Big Dipper played an important part in my young adulthood. They were with me on the day I cut off all my hair. It was the late 80s and I was sporting what could be described as the ‘Duff McKagan,’ a mass of long blonde locks that was obviously manufactured to look more “rockin” than what my coif would naturally attain.
I got tired of the ‘Duff’ look and decided to start over. The night after the big trim, I went to see Big Dipper play in support of their second album, Craps. There was a nice size crowd, bigger than the previous times the band had played. You got the sense that Big Dipper was on the verge of bigger and greater things.
After the show, a few friends approached me while I attempted to talk with the members of the band. In between the comments of “Great show!” and “What happened to your hair!” bassist Steve Michener signed the insert of my Heavens CD and added “Your hair looks good!”
Those aforementioned bigger and greater things turned into a major label deal with Epic Records while my hair transformed into the “Mark Arm.” I’m not sure what Big Dipper transformed into with that album on Epic. Slam was an agonizing mess of polish and half-baked ideas that managed to tone down every goddamn great thing that made them so awesome. Gone were the punchy guitars that occasionally drowned out the sugar-sweet power pop melodies. They were replaced by overweight arrangements and lyrics that pointed to a complete lack of effort.
Not only did that change in direction cause me to lose interest, it secured Big Dipper’s destiny to become one of those forgotten bands that should’ve reached a larger audience than they ultimately did.
Apparently, there are a few nostalgic souls over at Merge Records that remember how good Big Dipper’s first two albums were and made the welcomed decision to re-release them with the obligatory bonus tracks for those of us that still have those original Homestead releases.

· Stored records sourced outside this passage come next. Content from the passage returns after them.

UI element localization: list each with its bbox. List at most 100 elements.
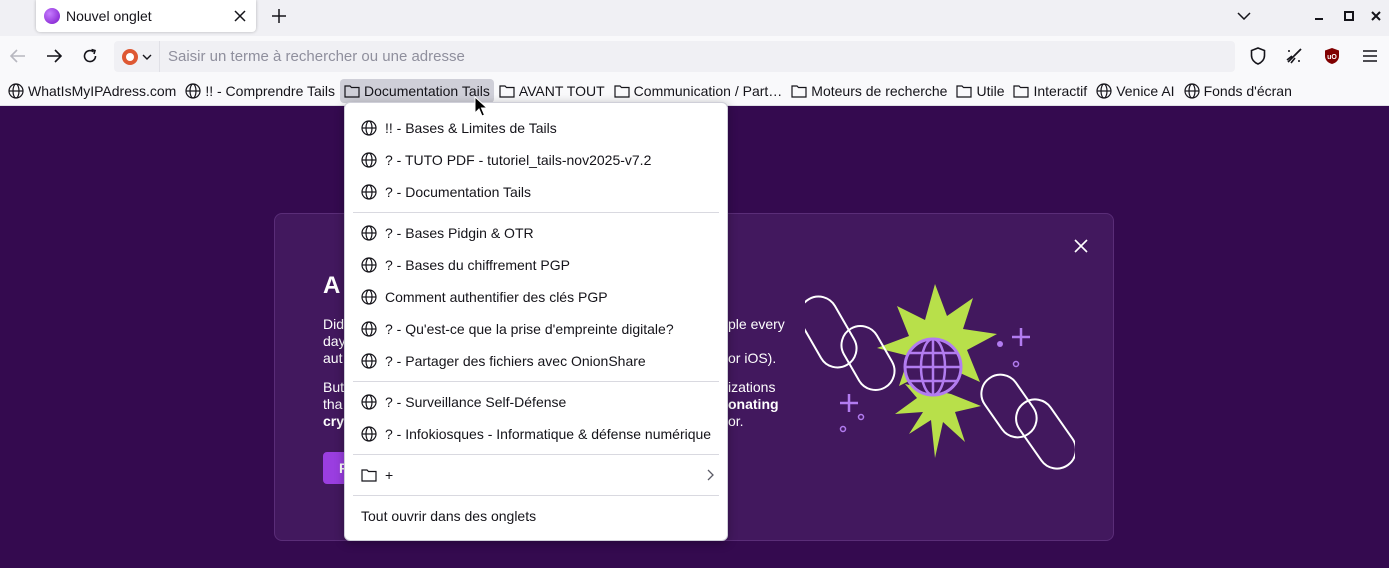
- bookmark-folder[interactable]: Moteurs de recherche: [787, 79, 951, 103]
- bookmark-label: !! - Comprendre Tails: [205, 82, 336, 99]
- bookmark-folder-menu: !! - Bases & Limites de Tails ? - TUTO P…: [344, 102, 728, 541]
- folder-icon: [614, 84, 630, 98]
- globe-icon: [361, 321, 377, 337]
- close-icon[interactable]: [1069, 234, 1093, 258]
- menu-item-label: ? - TUTO PDF - tutoriel_tails-nov2025-v7…: [385, 152, 652, 168]
- globe-icon: [185, 82, 201, 99]
- bookmark-item[interactable]: !! - Comprendre Tails: [181, 79, 339, 103]
- folder-icon: [499, 84, 515, 98]
- menu-item-label: ? - Documentation Tails: [385, 184, 532, 200]
- new-identity-broom-icon[interactable]: [1282, 44, 1306, 68]
- folder-icon: [1013, 84, 1030, 98]
- menu-separator: [353, 495, 719, 496]
- menu-item-label: +: [385, 467, 394, 483]
- reload-icon[interactable]: [78, 44, 102, 68]
- bookmark-label: Moteurs de recherche: [811, 82, 948, 99]
- bookmark-item[interactable]: WhatIsMyIPAdress.com: [4, 79, 180, 103]
- menu-item-bookmark[interactable]: ? - Partager des fichiers avec OnionShar…: [349, 346, 723, 376]
- globe-icon: [361, 225, 377, 241]
- bookmark-label: WhatIsMyIPAdress.com: [28, 82, 177, 99]
- bookmark-folder[interactable]: AVANT TOUT: [495, 79, 609, 103]
- menu-item-bookmark[interactable]: ? - Bases du chiffrement PGP: [349, 250, 723, 280]
- close-tab-icon[interactable]: [232, 8, 248, 24]
- minimize-window-icon[interactable]: [1309, 6, 1329, 26]
- menu-item-label: ? - Infokiosques - Informatique & défens…: [385, 426, 712, 442]
- globe-icon: [361, 394, 377, 410]
- menu-item-label: !! - Bases & Limites de Tails: [385, 120, 557, 136]
- forward-icon[interactable]: [42, 44, 66, 68]
- back-icon[interactable]: [6, 44, 30, 68]
- bookmark-item[interactable]: Fonds d'écran: [1180, 79, 1296, 103]
- card-text-line: tha: [323, 396, 343, 412]
- bookmark-folder[interactable]: Communication / Part…: [610, 79, 787, 103]
- security-shield-icon[interactable]: [1246, 44, 1270, 68]
- bookmark-item[interactable]: Venice AI: [1092, 79, 1178, 103]
- menu-separator: [353, 454, 719, 455]
- bookmark-label: Interactif: [1033, 82, 1088, 99]
- open-all-in-tabs[interactable]: Tout ouvrir dans des onglets: [349, 501, 723, 531]
- bookmark-label: Communication / Part…: [633, 82, 783, 99]
- broken-chain-illustration: [805, 284, 1075, 470]
- duckduckgo-icon: [121, 48, 138, 65]
- url-input[interactable]: [160, 48, 1060, 65]
- menu-item-bookmark[interactable]: Comment authentifier des clés PGP: [349, 282, 723, 312]
- ublock-origin-icon[interactable]: uO: [1320, 44, 1344, 68]
- menu-item-bookmark[interactable]: ? - Documentation Tails: [349, 177, 723, 207]
- card-text-line: Did: [323, 316, 345, 332]
- close-window-icon[interactable]: [1366, 6, 1386, 26]
- menu-item-subfolder[interactable]: +: [349, 460, 723, 490]
- bookmark-label: Venice AI: [1116, 82, 1175, 99]
- card-text-line: izations: [728, 379, 776, 395]
- menu-item-label: ? - Qu'est-ce que la prise d'empreinte d…: [385, 321, 674, 337]
- tab-title: Nouvel onglet: [66, 8, 152, 24]
- globe-icon: [1183, 82, 1200, 99]
- bookmark-folder[interactable]: Interactif: [1009, 79, 1091, 103]
- bookmark-folder[interactable]: Utile: [952, 79, 1008, 103]
- globe-icon: [361, 120, 377, 136]
- tab-strip: Nouvel onglet: [0, 0, 1389, 36]
- svg-text:uO: uO: [1327, 54, 1337, 61]
- menu-item-bookmark[interactable]: ? - TUTO PDF - tutoriel_tails-nov2025-v7…: [349, 145, 723, 175]
- card-heading: A: [323, 272, 341, 299]
- maximize-window-icon[interactable]: [1339, 6, 1359, 26]
- folder-icon: [956, 84, 973, 98]
- menu-item-bookmark[interactable]: ? - Qu'est-ce que la prise d'empreinte d…: [349, 314, 723, 344]
- menu-item-label: ? - Surveillance Self-Défense: [385, 394, 567, 410]
- tab-new-tab[interactable]: Nouvel onglet: [36, 0, 256, 32]
- card-text-line: day: [323, 333, 346, 349]
- card-text-bold: onating: [728, 396, 779, 412]
- bookmark-label: Fonds d'écran: [1203, 82, 1292, 99]
- new-tab-button[interactable]: [266, 4, 292, 28]
- menu-item-bookmark[interactable]: ? - Surveillance Self-Défense: [349, 387, 723, 417]
- globe-icon: [1096, 82, 1112, 99]
- menu-item-label: Tout ouvrir dans des onglets: [361, 508, 537, 524]
- globe-icon: [361, 426, 377, 442]
- menu-item-bookmark[interactable]: !! - Bases & Limites de Tails: [349, 113, 723, 143]
- hamburger-menu-icon[interactable]: [1358, 44, 1382, 68]
- chevron-down-icon: [142, 54, 151, 60]
- card-text-line: ple every: [728, 316, 785, 332]
- bookmark-label: Documentation Tails: [364, 82, 490, 99]
- card-text-bold: cry: [323, 413, 345, 429]
- search-engine-selector[interactable]: [114, 41, 160, 72]
- folder-icon: [344, 84, 360, 98]
- folder-icon: [791, 84, 807, 98]
- card-text-line: or iOS).: [728, 350, 777, 366]
- menu-item-bookmark[interactable]: ? - Bases Pidgin & OTR: [349, 218, 723, 248]
- card-text-line: or.: [728, 413, 744, 429]
- card-text-line: But: [323, 379, 345, 395]
- navigation-toolbar: uO: [0, 36, 1389, 76]
- bookmark-label: AVANT TOUT: [518, 82, 605, 99]
- menu-item-bookmark[interactable]: ? - Infokiosques - Informatique & défens…: [349, 419, 723, 449]
- globe-icon: [361, 257, 377, 273]
- menu-item-label: ? - Bases Pidgin & OTR: [385, 225, 534, 241]
- list-all-tabs-icon[interactable]: [1234, 6, 1254, 26]
- bookmark-folder[interactable]: Documentation Tails: [340, 78, 494, 103]
- menu-item-label: Comment authentifier des clés PGP: [385, 289, 608, 305]
- card-text-line: aut: [323, 350, 343, 366]
- folder-icon: [361, 469, 377, 482]
- globe-icon: [361, 152, 377, 168]
- address-bar: [114, 41, 1235, 72]
- globe-icon: [8, 82, 24, 99]
- menu-item-label: ? - Bases du chiffrement PGP: [385, 257, 570, 273]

The result is Supercluster: The Big Dipper Anthology, a generous 3-cd collection that includes the band’s debut EP Boo-Boo, along with the first two full lengths Heavens and Craps. The third CD (thankfully) dismisses that ill-advised major label album Slam and contains the unreleased material the band worked on after being unceremoniously dropped from Epic.
The draw though is those first two and a half records. After being out of print for some time now, it’s great to have these titles available again, ripe for re-discovery and just as electrifying as when they were originally issued twenty years ago.

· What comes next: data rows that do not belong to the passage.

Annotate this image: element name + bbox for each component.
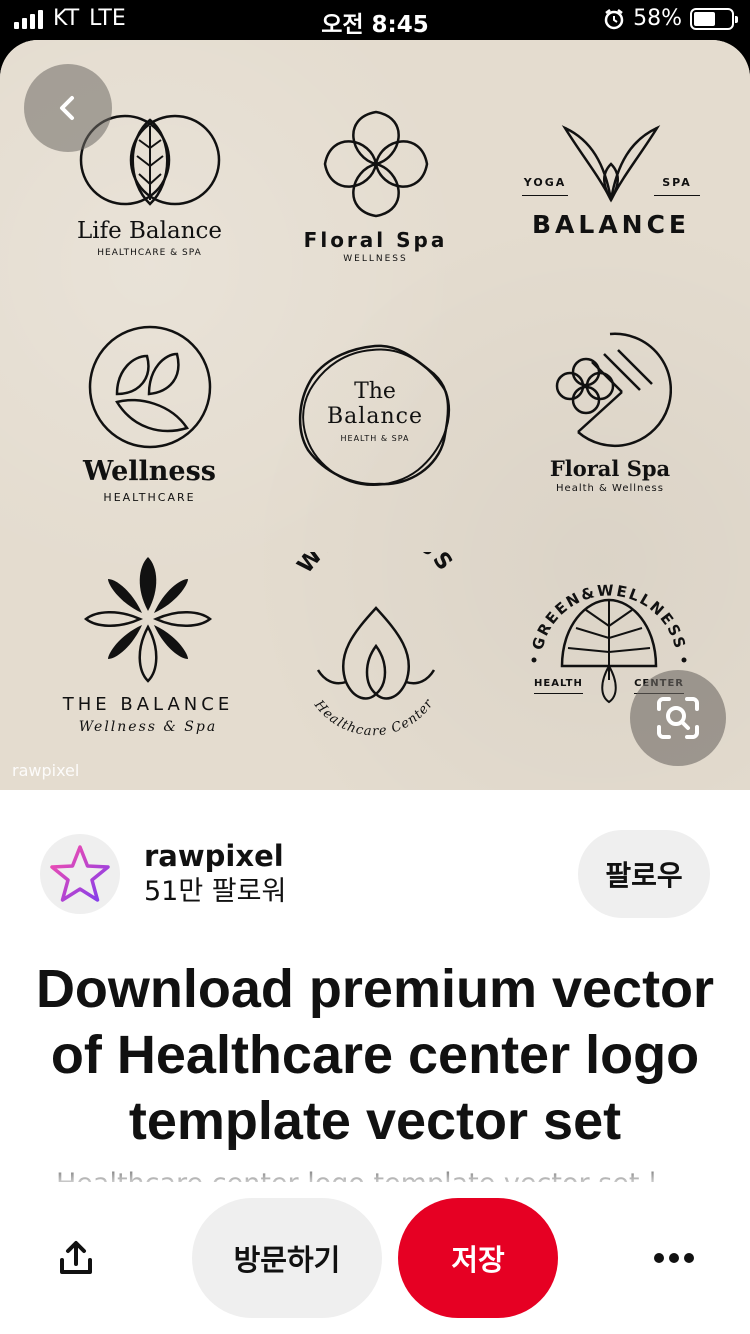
visit-button[interactable]: 방문하기 bbox=[192, 1198, 382, 1318]
creator-name[interactable]: rawpixel bbox=[144, 838, 286, 874]
logo-arc-bottom: Healthcare Center bbox=[310, 696, 435, 739]
logo-the-balance: The Balance HEALTH & SPA bbox=[294, 340, 456, 492]
status-bar: KT LTE 오전 8:45 58% bbox=[0, 0, 750, 40]
logo-subtitle: Wellness & Spa bbox=[78, 719, 218, 735]
share-icon bbox=[60, 1241, 92, 1274]
logo-floral-spa-2: Floral Spa Health & Wellness bbox=[530, 328, 690, 494]
chevron-left-icon bbox=[60, 96, 74, 120]
creator-profile[interactable]: rawpixel 51만 팔로워 bbox=[40, 834, 286, 914]
follow-button[interactable]: 팔로우 bbox=[578, 830, 710, 918]
logo-the-balance-2: THE BALANCE Wellness & Spa bbox=[56, 552, 240, 735]
logo-title: Floral Spa bbox=[303, 228, 448, 252]
logo-wellness: Wellness HEALTHCARE bbox=[62, 324, 237, 504]
more-dot-icon bbox=[669, 1253, 679, 1263]
more-options-button[interactable] bbox=[650, 1238, 698, 1278]
pin-title: Download premium vector of Healthcare ce… bbox=[35, 959, 715, 1151]
battery-icon bbox=[690, 7, 738, 30]
logo-floral-spa: Floral Spa WELLNESS bbox=[288, 108, 463, 264]
action-bar: 방문하기 저장 bbox=[0, 1182, 750, 1334]
battery-percent: 58% bbox=[633, 6, 682, 31]
logo-side-labels: YOGA SPA bbox=[522, 176, 700, 196]
logo-wellness-center: WELLNESS Healthcare Center bbox=[284, 552, 468, 742]
lotus-arc-icon: WELLNESS Healthcare Center bbox=[293, 552, 460, 739]
logo-arc-top: WELLNESS bbox=[293, 552, 456, 578]
creator-text: rawpixel 51만 팔로워 bbox=[144, 838, 286, 910]
logo-left-label: YOGA bbox=[522, 176, 568, 196]
logo-title: BALANCE bbox=[531, 210, 691, 239]
logo-subtitle: WELLNESS bbox=[343, 254, 408, 264]
share-button[interactable] bbox=[52, 1234, 100, 1282]
follower-count: 51만 팔로워 bbox=[144, 876, 287, 907]
more-dot-icon bbox=[684, 1253, 694, 1263]
alarm-icon bbox=[604, 8, 624, 29]
logo-subtitle: HEALTHCARE bbox=[103, 491, 196, 504]
visual-search-button[interactable] bbox=[630, 670, 726, 766]
logo-title: Life Balance bbox=[76, 218, 223, 244]
logo-title: THE BALANCE bbox=[62, 694, 234, 715]
logo-title-line1: The bbox=[354, 379, 396, 404]
logo-subtitle: HEALTHCARE & SPA bbox=[97, 248, 202, 258]
badge-text: The Balance HEALTH & SPA bbox=[294, 379, 456, 444]
logo-left-label: HEALTH bbox=[534, 678, 583, 694]
pin-image[interactable]: Life Balance HEALTHCARE & SPA Floral Spa… bbox=[0, 40, 750, 790]
logo-title-line2: Balance bbox=[327, 404, 423, 429]
lens-search-icon bbox=[657, 697, 699, 739]
flower-mandala-icon bbox=[83, 557, 213, 683]
save-button[interactable]: 저장 bbox=[398, 1198, 558, 1318]
logo-title: Floral Spa bbox=[549, 456, 671, 481]
status-right: 58% bbox=[603, 6, 738, 31]
leaves-circle-icon bbox=[88, 325, 211, 449]
back-button[interactable] bbox=[24, 64, 112, 152]
logo-title: Wellness bbox=[82, 456, 217, 487]
logo-yoga-balance: YOGA SPA BALANCE bbox=[522, 124, 700, 239]
logo-subtitle: HEALTH & SPA bbox=[340, 434, 410, 443]
star-logo-icon bbox=[50, 845, 110, 902]
svg-text:WELLNESS: WELLNESS bbox=[293, 552, 460, 578]
logo-right-label: SPA bbox=[654, 176, 700, 196]
avatar[interactable] bbox=[40, 834, 120, 914]
watermark: rawpixel bbox=[12, 761, 80, 780]
petals-icon bbox=[323, 110, 428, 218]
battery-fill bbox=[694, 11, 715, 26]
clover-circle-icon bbox=[555, 332, 672, 447]
svg-text:Healthcare Center: Healthcare Center bbox=[310, 696, 436, 739]
logo-subtitle: Health & Wellness bbox=[556, 483, 664, 494]
more-dot-icon bbox=[654, 1253, 664, 1263]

Even at a ridiculously low list price (3-for-1! Only $8.99 at Amazon MP3!), I can understand how some readers would be dismissive of a band that has been inactive for nearly two decades and, even during their time of original potential, failed to crack the strata that other indie rockers achieved.
Consider this: the band itself was a veritable “supergroup” formed from a trio of notable bands, Dumptruck (bassist Michener), The Embarrassment (vocalist and guitarist Bill Goffrier) and Volcano Suns (vocalist and lead guitarist Gary Waleik). All of these bands are good enough to warrant additional research (Dumptruck’s For The Country being another lost treasure that is worth seeking out, particularly if you’re a fan of that Rickenbacker jangle rock so prevalent throughout much of the 80s), but the culmination of members of these two bands proved to be a great decision.
Their sound could best be described as power-pop with intense guitar interplay, Big Dipper bridged a gap between the 3-minute single with the guitar heroics of bands that normally like to push the total track time to at least five or six ticks. Inside these concise and melodic gems were songs about (you guess it) outer space, Abe Lincoln, alien visitations, the Harmonic Convergence, and a party that literally ends with the house getting destroyed by the tenant.
There are three songs that point to Big Dipper’s enormous potential: “Ron Klaus Wrecked His House” (Craps) is about that previously described party where Klaus, a member of the Embarrassment with Goffrier, decides to have a house destroying party after learning of his impeding eviction. The song is as catchy as all get out, but it was the party itself that managed to receive the headlines.
The other two certifiable lost classics, “She’s Fetching” and “All Going Out Together,” come from the album Heavens. It’s a little rougher around the edges and even got a few positive mentions in the mainstream press back in the day. “Fetching” boasts one of the best choruses in 80s indie rock ever (“She’s fetching / She may not know it now / Oh, but if she finds out…”) while “Going Out” is perhaps the greatest song about nuclear annihilation that ever was.
Let these three songs alone be your motivation and the strength of the rest of the album(s) will surely secure your admiration. As far as the lost “fourth” Dipper album is concerned (labeled as “A Very Loud Array”), let’s be honest and say that it isn’t as strong as the first two, but it certainly would have stopped the fan exodus that Slam helped initiate.
There are no plans for a reunion album or extended tour. In fact, this package itself is limited to just 5,000 copies, which ultimately means that Big Dipper will remain an unheralded artifact, ripe for your own mix-tapes and condescending references. The sad fact remains, however, that the band deserves an audience as big as their stellar namesake.
Another sad fact is that I no longer have enough hair to pull off the “Duff” or the “Arm,” but at least now I have certifiable proof that Big Dipper was just as good as I remember them twenty years ago.